J’ai rien aimé dans ce film. Les personnages sont pas attachants, le scénario est plat, et surtout le ton est froid, complètement détaché de son sujet et de la réalité.
Commençons par les personnages : celui de Tilda Swinton. Pardon mais la maladie n'excuse pas tout (où alors il faut s'en servir) : qui force une amie à assister à son suicide pendant un mois entier, dans une baraque paumée au milieu de la campagne ? Elle voit bien que c’est dur pour elle. Le perso de Julianne Moore est horrifiée par la mort, c’est un thème qui la hante, ce qui lui vaut d’ailleurs un succès en librairie… Ok, peut-être que c’est parce que ça l’obsède qu’elle reste. Mais quand même, la torture ! Il faut qu’on en parle.
L’euthanasie est un vrai sujet, et la mort devrait pas être autant un tabou dans nos sociétés, sauf que là, c’est pas ce que le film traite. Le sujet, c’est la relation entre une femme qui veut se suicider, pour reprendre le contrôle sur le cancer, mais qui, paradoxalement, peut pas le faire toute seule. Et c’est là que ça coince. Le film creuse pas du tout cette dynamique. À aucun moment on capte clairement les intentions des personnages. On sait pas si Tilda a des remords d’entraîner Julianne dans sa « mort ». On sait pas non plus pourquoi Julianne reste alors qu’elle en peut plus de ce calvaire. Pour l’héritage, peut-être ? Ça sort de nulle part à un moment : elles sont en balade dans la forêt, et Tilda lui balance qu’elle pensait tout lui léguer à elle et à sa fille. Surprise… Julianne a littéralement zéro réaction et enchaîne sur un autre sujet. Dommage...
Le pire, c’est lors de l’interrogatoire de police après que Tilda se soit donnée la mort. C’est tellement mal écrit. Le flic arrête pas d’accuser Julianne d’avoir su pour le suicide, mais l’idée est totalement incongrue. Franchement, imaginez le supplice : rester là, à attendre que son amie meure. Ce serait presque plus humain qu’elle ne lui ait pas dit, non ? La plupart des gens qui se suicident n’en parlent pas à leur entourage, alors pourquoi elle aurait dû ici ? Y’a rien de naturel dans les déductions du flic, et ça se sent : l’auteur parle à travers les personnages, et ça sonne faux.
En parlant de suicide, le film essaye de nous faire croire qu’il y a une différence avec le terme « euthanasie ». Mais ce que fait Tilda, c’est pas de l’euthanasie. Encore une fois, si on veut défendre cette cause, faut que ce soit clair et encadré. L’euthanasie, c’est confier sa mort aux mains d’un professionnel de santé. Se donner la mort et demander à une amie d’y assister, c’est se suicider. Et dans ce contexte, c’est un abus psychologique, point.

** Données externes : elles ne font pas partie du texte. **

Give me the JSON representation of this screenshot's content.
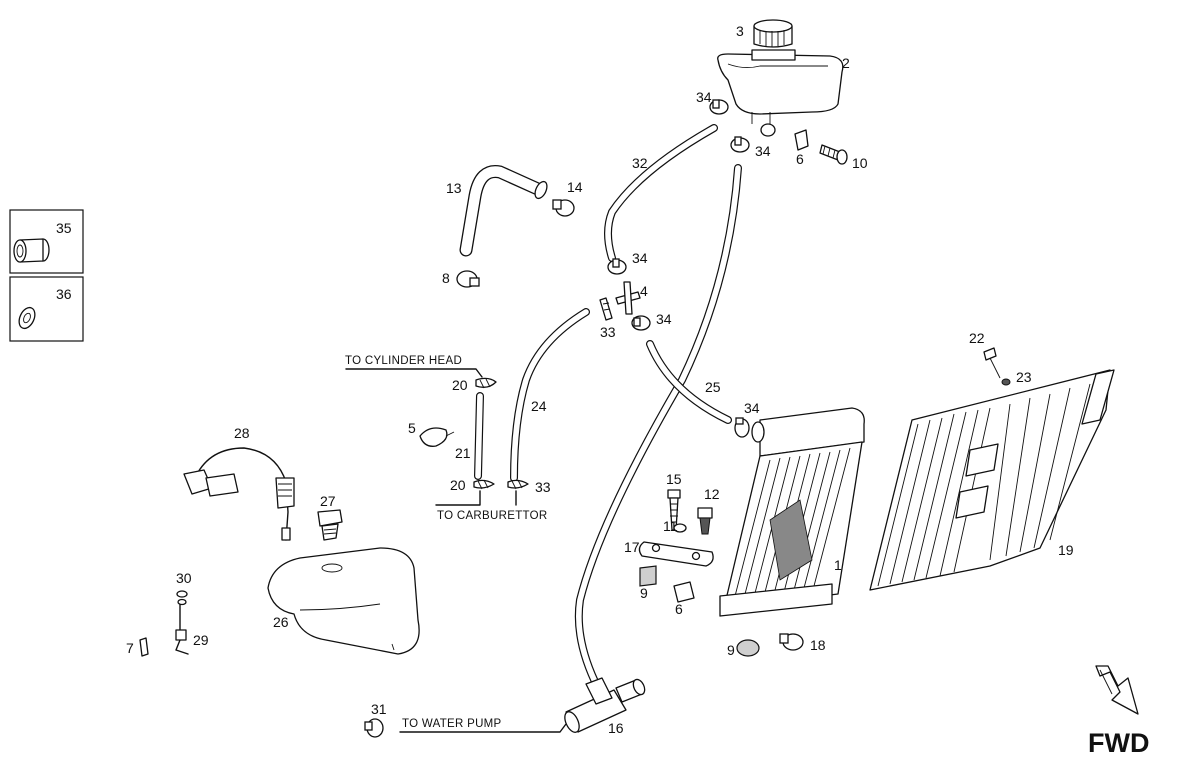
{
  "labels": {
    "to_cylinder_head": "TO CYLINDER HEAD",
    "to_carburettor": "TO CARBURETTOR",
    "to_water_pump": "TO WATER PUMP",
    "fwd": "FWD"
  },
  "part_numbers": {
    "p1": "1",
    "p2": "2",
    "p3": "3",
    "p4": "4",
    "p5": "5",
    "p6a": "6",
    "p6b": "6",
    "p7": "7",
    "p8": "8",
    "p9a": "9",
    "p9b": "9",
    "p10": "10",
    "p11": "11",
    "p12": "12",
    "p13": "13",
    "p14": "14",
    "p15": "15",
    "p16": "16",
    "p17": "17",
    "p18": "18",
    "p19": "19",
    "p20a": "20",
    "p20b": "20",
    "p21": "21",
    "p22": "22",
    "p23": "23",
    "p24": "24",
    "p25": "25",
    "p26": "26",
    "p27": "27",
    "p28": "28",
    "p29": "29",
    "p30": "30",
    "p31": "31",
    "p32": "32",
    "p33a": "33",
    "p33b": "33",
    "p34a": "34",
    "p34b": "34",
    "p34c": "34",
    "p34d": "34",
    "p34e": "34",
    "p35": "35",
    "p36": "36"
  }
}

Ensuite, l'intrigue… ou plutôt l’absence de chair dans le scénario (sans mauvais jeu de mots). Il se passe absolument rien. Pas de progression entre les deux amies. Juste des scènes où elles vivent des petits moments, toujours sur la même rengaine : Tilda qui se plaint avec un regard dans le vide, et Julianne qui angoisse. On peut quand même parler d’une incohérence flagrante en lien avec le titre du film : La Chambre d’à Côté. On a compris, elle devait dormir à côté, mais Julianne choisit de s’installer en bas. Du coup, chaque fois qu’elle se réveille pour vérifier que la porte de Tilda est ouverte (signe qu’elle s’est pas tuée), elle doit monter les escaliers. Cette scène devient un petit rituel, je le reconnais, ça gagne en suspense. Mais à la fin, quand Julianne revient avec la fille de Tilda, pouf, ça disparaît. À peine la porte d’entrée fermée que sa fille demande à voir la chambre de sa mère. « C’est juste ici… » Ah bon ? Depuis quand la chambre est au rez-de-chaussée ? C’était trop compliqué de la faire monter les escaliers ? Pour économiser du temps et accentuer le pathos, on zappe les marches… Comme si le spectateur allait pas remarquer.
Pour conclure, j’ai trouvé le film d’une froideur glaçante. Aussi glaçante que cette surcharge d’esthétisation dans les costumes et les décors, qui fait que refléter la superficialité de ces deux bourgeoises égocentriques. Cet entre-soi ultra refermé traduit bien l’intériorité d’Almodóvar : au lieu de faire un film sur la mort et sur deux femmes, il plaque ses angoisses d’artiste torturé, complètement déconnecté des autres.